17. The dosage receptacle of claim 16, wherein said receptacle is selected from the group consisting of capsules, foil pouches, sachets and cassettes.

18. The dosage receptacle of claim 16, wherein said coated seed particles are crystalline particles.

19. The dosage receptacle of claim 16, wherein said coated seed particles have an axis ratio of 2 or less.

20. The dosage receptacle of claim 16, wherein said coated seed particles are selected from the group consisting of lactose, mannitol, trehalose, polysaccharides, starches, and biodegradable polymers.

21. The dosage receptacle of claim 16, wherein said coated seed particles have an average size of about 20 to 70 μm.

22. The dosage receptacle of claim 16, wherein said coated seed particles have an envelope density ranging from about 0.8 to about 1.5 g/cm3.

23. The dosage receptacle of claim 16, wherein said coated seed particles have a substantially spherical aerodynamic shape.

24. The dosage receptacle of claim 16, wherein said coated seed particles having a substantially uniform, nonporous surface.

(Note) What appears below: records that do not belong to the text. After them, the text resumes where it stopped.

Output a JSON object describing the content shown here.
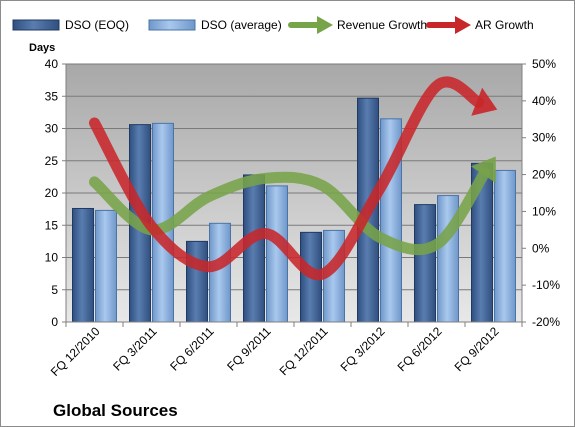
{
  "chart_data": {
    "type": "bar",
    "title": "",
    "company": "Global Sources",
    "ylabel_left": "Days",
    "ylabel_right": "",
    "categories": [
      "FQ 12/2010",
      "FQ 3/2011",
      "FQ 6/2011",
      "FQ 9/2011",
      "FQ 12/2011",
      "FQ 3/2012",
      "FQ 6/2012",
      "FQ 9/2012"
    ],
    "ylim_left": [
      0,
      40
    ],
    "yticks_left": [
      0,
      5,
      10,
      15,
      20,
      25,
      30,
      35,
      40
    ],
    "ylim_right": [
      -20,
      50
    ],
    "yticks_right": [
      -20,
      -10,
      0,
      10,
      20,
      30,
      40,
      50
    ],
    "right_axis_format": "percent",
    "grid": true,
    "legend_position": "top",
    "series": [
      {
        "name": "DSO (EOQ)",
        "type": "bar",
        "axis": "left",
        "color": "#4f6f9f",
        "values": [
          17.6,
          30.6,
          12.5,
          22.8,
          13.9,
          34.7,
          18.2,
          24.6
        ]
      },
      {
        "name": "DSO (average)",
        "type": "bar",
        "axis": "left",
        "color": "#8eb4e3",
        "values": [
          17.3,
          30.8,
          15.3,
          21.1,
          14.2,
          31.5,
          19.6,
          23.5
        ]
      },
      {
        "name": "Revenue Growth",
        "type": "line",
        "axis": "right",
        "unit": "%",
        "color": "#77a349",
        "values": [
          18,
          5,
          14,
          19,
          17,
          3,
          1,
          24
        ]
      },
      {
        "name": "AR Growth",
        "type": "line",
        "axis": "right",
        "unit": "%",
        "color": "#c8272a",
        "values": [
          34,
          6,
          -5,
          4,
          -7,
          16,
          44,
          38
        ]
      }
    ]
  }
}
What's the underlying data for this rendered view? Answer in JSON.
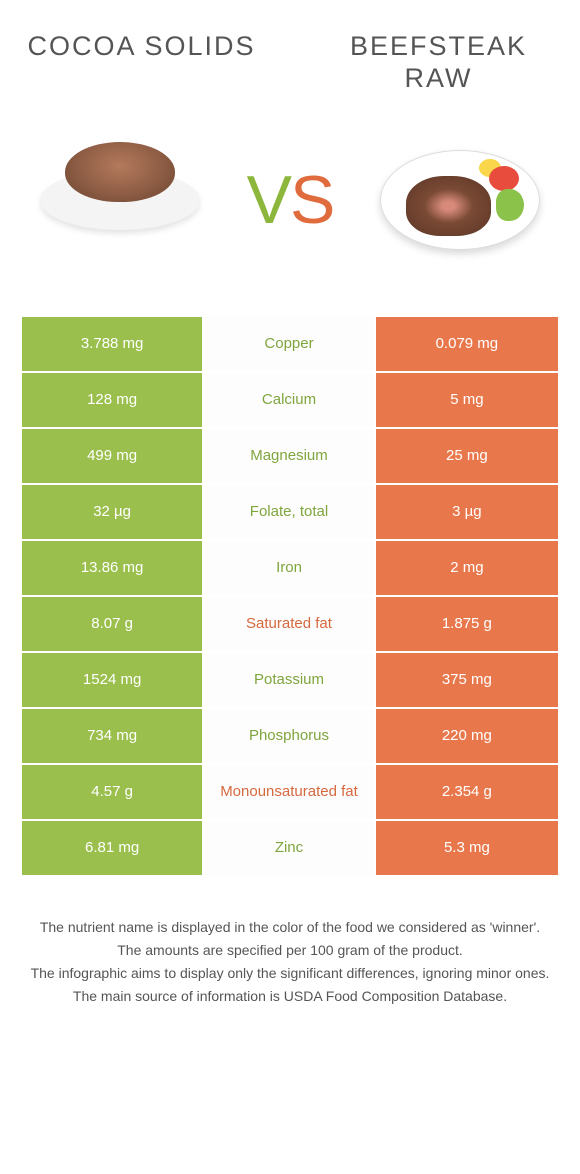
{
  "colors": {
    "green": "#9abf4c",
    "orange": "#e8784c",
    "mid_green_text": "#7fa53d",
    "mid_orange_text": "#d6683e",
    "title_text": "#555555"
  },
  "left_food": {
    "title": "COCOA SOLIDS"
  },
  "right_food": {
    "title": "BEEFSTEAK RAW"
  },
  "vs": {
    "v": "V",
    "s": "S"
  },
  "rows": [
    {
      "left": "3.788 mg",
      "name": "Copper",
      "right": "0.079 mg",
      "winner": "left"
    },
    {
      "left": "128 mg",
      "name": "Calcium",
      "right": "5 mg",
      "winner": "left"
    },
    {
      "left": "499 mg",
      "name": "Magnesium",
      "right": "25 mg",
      "winner": "left"
    },
    {
      "left": "32 µg",
      "name": "Folate, total",
      "right": "3 µg",
      "winner": "left"
    },
    {
      "left": "13.86 mg",
      "name": "Iron",
      "right": "2 mg",
      "winner": "left"
    },
    {
      "left": "8.07 g",
      "name": "Saturated fat",
      "right": "1.875 g",
      "winner": "right"
    },
    {
      "left": "1524 mg",
      "name": "Potassium",
      "right": "375 mg",
      "winner": "left"
    },
    {
      "left": "734 mg",
      "name": "Phosphorus",
      "right": "220 mg",
      "winner": "left"
    },
    {
      "left": "4.57 g",
      "name": "Monounsaturated fat",
      "right": "2.354 g",
      "winner": "right"
    },
    {
      "left": "6.81 mg",
      "name": "Zinc",
      "right": "5.3 mg",
      "winner": "left"
    }
  ],
  "footnotes": [
    "The nutrient name is displayed in the color of the food we considered as 'winner'.",
    "The amounts are specified per 100 gram of the product.",
    "The infographic aims to display only the significant differences, ignoring minor ones.",
    "The main source of information is USDA Food Composition Database."
  ]
}
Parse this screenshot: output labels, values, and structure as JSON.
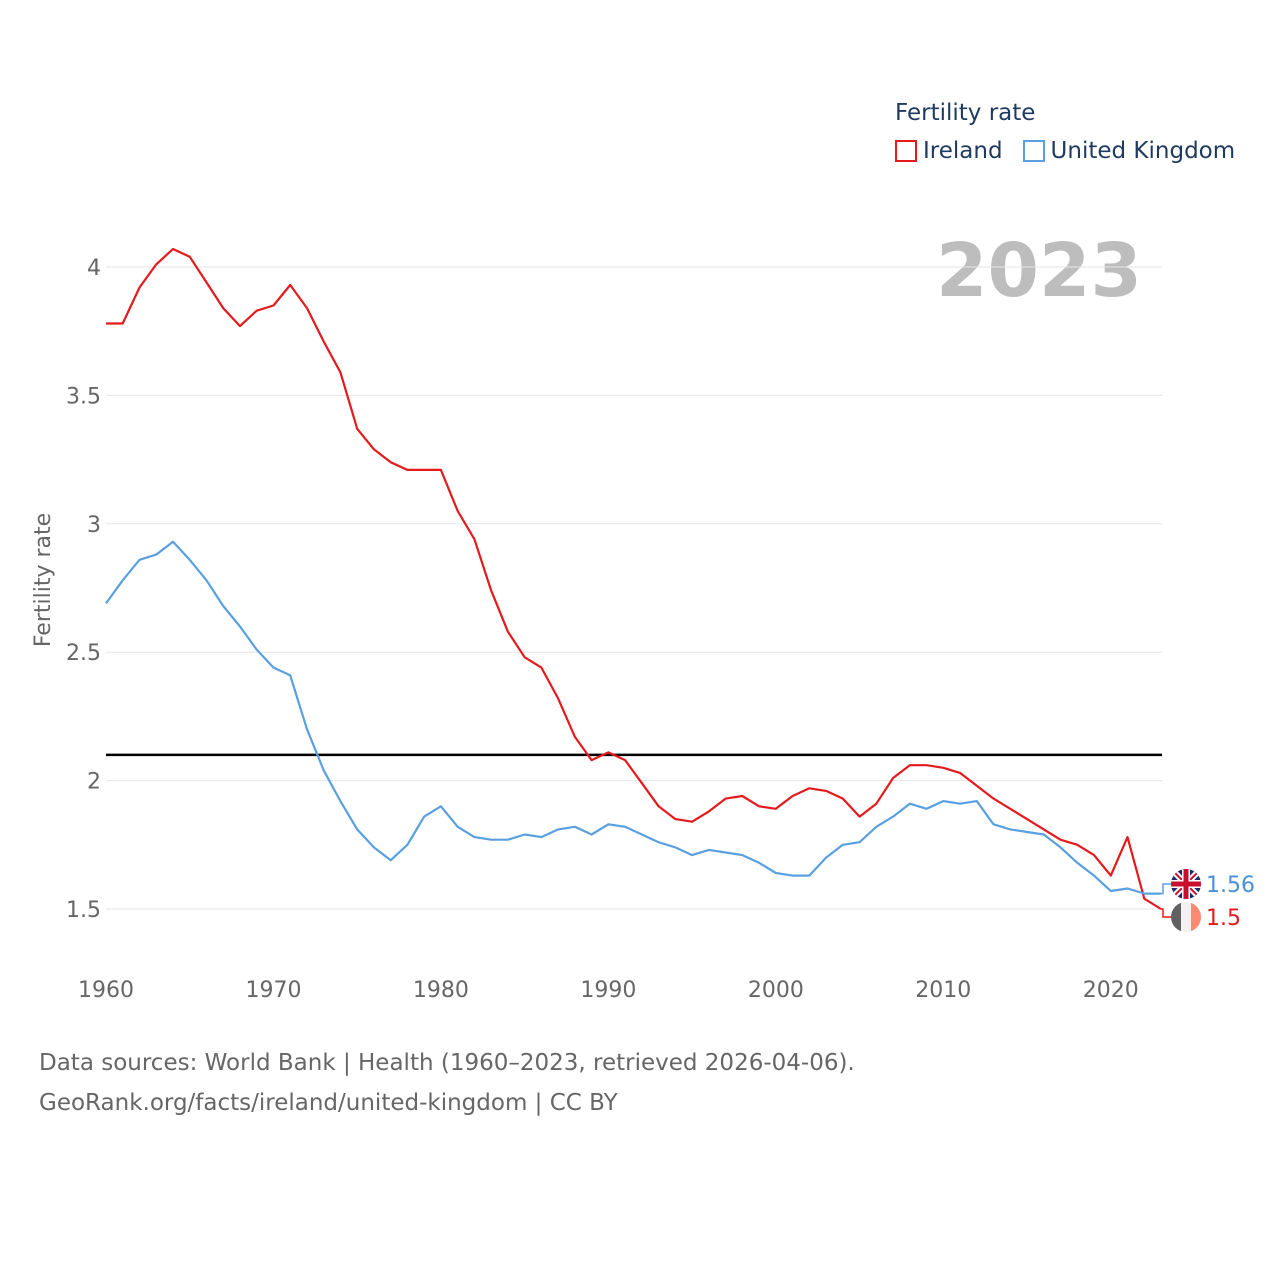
{
  "legend": {
    "title": "Fertility rate",
    "items": [
      {
        "label": "Ireland",
        "color": "#e41a1c"
      },
      {
        "label": "United Kingdom",
        "color": "#5aa0e0"
      }
    ]
  },
  "watermark_year": "2023",
  "footer": {
    "line1": "Data sources: World Bank | Health (1960–2023, retrieved 2026-04-06).",
    "line2": "GeoRank.org/facts/ireland/united-kingdom | CC BY"
  },
  "chart_data": {
    "type": "line",
    "title": "",
    "xlabel": "",
    "ylabel": "Fertility rate",
    "xlim": [
      1960,
      2023
    ],
    "ylim": [
      1.3,
      4.2
    ],
    "x_ticks": [
      1960,
      1970,
      1980,
      1990,
      2000,
      2010,
      2020
    ],
    "y_ticks": [
      1.5,
      2,
      2.5,
      3,
      3.5,
      4
    ],
    "y_tick_labels": [
      "1.5",
      "2",
      "2.5",
      "3",
      "3.5",
      "4"
    ],
    "reference_line": {
      "y": 2.1,
      "color": "#000000"
    },
    "grid": true,
    "x": [
      1960,
      1961,
      1962,
      1963,
      1964,
      1965,
      1966,
      1967,
      1968,
      1969,
      1970,
      1971,
      1972,
      1973,
      1974,
      1975,
      1976,
      1977,
      1978,
      1979,
      1980,
      1981,
      1982,
      1983,
      1984,
      1985,
      1986,
      1987,
      1988,
      1989,
      1990,
      1991,
      1992,
      1993,
      1994,
      1995,
      1996,
      1997,
      1998,
      1999,
      2000,
      2001,
      2002,
      2003,
      2004,
      2005,
      2006,
      2007,
      2008,
      2009,
      2010,
      2011,
      2012,
      2013,
      2014,
      2015,
      2016,
      2017,
      2018,
      2019,
      2020,
      2021,
      2022,
      2023
    ],
    "series": [
      {
        "name": "Ireland",
        "color": "#e41a1c",
        "end_label": "1.5",
        "end_label_color": "#e41a1c",
        "values": [
          3.78,
          3.78,
          3.92,
          4.01,
          4.07,
          4.04,
          3.94,
          3.84,
          3.77,
          3.83,
          3.85,
          3.93,
          3.84,
          3.71,
          3.59,
          3.37,
          3.29,
          3.24,
          3.21,
          3.21,
          3.21,
          3.05,
          2.94,
          2.74,
          2.58,
          2.48,
          2.44,
          2.32,
          2.17,
          2.08,
          2.11,
          2.08,
          1.99,
          1.9,
          1.85,
          1.84,
          1.88,
          1.93,
          1.94,
          1.9,
          1.89,
          1.94,
          1.97,
          1.96,
          1.93,
          1.86,
          1.91,
          2.01,
          2.06,
          2.06,
          2.05,
          2.03,
          1.98,
          1.93,
          1.89,
          1.85,
          1.81,
          1.77,
          1.75,
          1.71,
          1.63,
          1.78,
          1.54,
          1.5
        ]
      },
      {
        "name": "United Kingdom",
        "color": "#5aa0e0",
        "end_label": "1.56",
        "end_label_color": "#4a90d9",
        "values": [
          2.69,
          2.78,
          2.86,
          2.88,
          2.93,
          2.86,
          2.78,
          2.68,
          2.6,
          2.51,
          2.44,
          2.41,
          2.2,
          2.04,
          1.92,
          1.81,
          1.74,
          1.69,
          1.75,
          1.86,
          1.9,
          1.82,
          1.78,
          1.77,
          1.77,
          1.79,
          1.78,
          1.81,
          1.82,
          1.79,
          1.83,
          1.82,
          1.79,
          1.76,
          1.74,
          1.71,
          1.73,
          1.72,
          1.71,
          1.68,
          1.64,
          1.63,
          1.63,
          1.7,
          1.75,
          1.76,
          1.82,
          1.86,
          1.91,
          1.89,
          1.92,
          1.91,
          1.92,
          1.83,
          1.81,
          1.8,
          1.79,
          1.74,
          1.68,
          1.63,
          1.57,
          1.58,
          1.56,
          1.56
        ]
      }
    ]
  }
}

25. The dosage receptacle of claim 16, wherein said coated seed particles having a pharmaceutical composition loading of about 1 to 50 wt %.

26. A needleless syringe comprising a therapeutically effective amount of a spray-coated powder composition comprising seed particles coated with a pharmaceutical composition, wherein said coated seed particles have an axis ratio of 3 or less, an average size of about 10 to 100 μm, and an envelope density ranging from about 0.1 to about 25 g/cm3.

27. The needleless syringe of claim 26, wherein said coated seed particles are crystalline particles.

28. The needleless syringe of claim 26, wherein said coated seed particies have an axis ratio of 2 or less.

29. The needleless syringe of claim 26, wherein said coated seed parlicles are selected from the group consisting of lactose, mannitol, trehalose, polysaccharides, starches, and biodegradable polymers.

30. The needleless syringe of claim 26, wherein said coated seed particles have an average size of about 20 to 70 μm.

31. The needleless syringe of claim 26, wherein said coated seed particles have an envelope density ranging from about 0.8 to about 1.5 g/cm3.

32. The needleless syringe of claim 26, wherein said coated seed particles have a substantially spherical aerodynamic shape.

33. The needleless syringe of claim 26, wherein said coated seed particles have a substantially uniform, nonporous surface.

34. The needleless syringe of claim 26, wherein said coated seed particles have a pharmaceutical composition loading of about 1 to 50 wt %.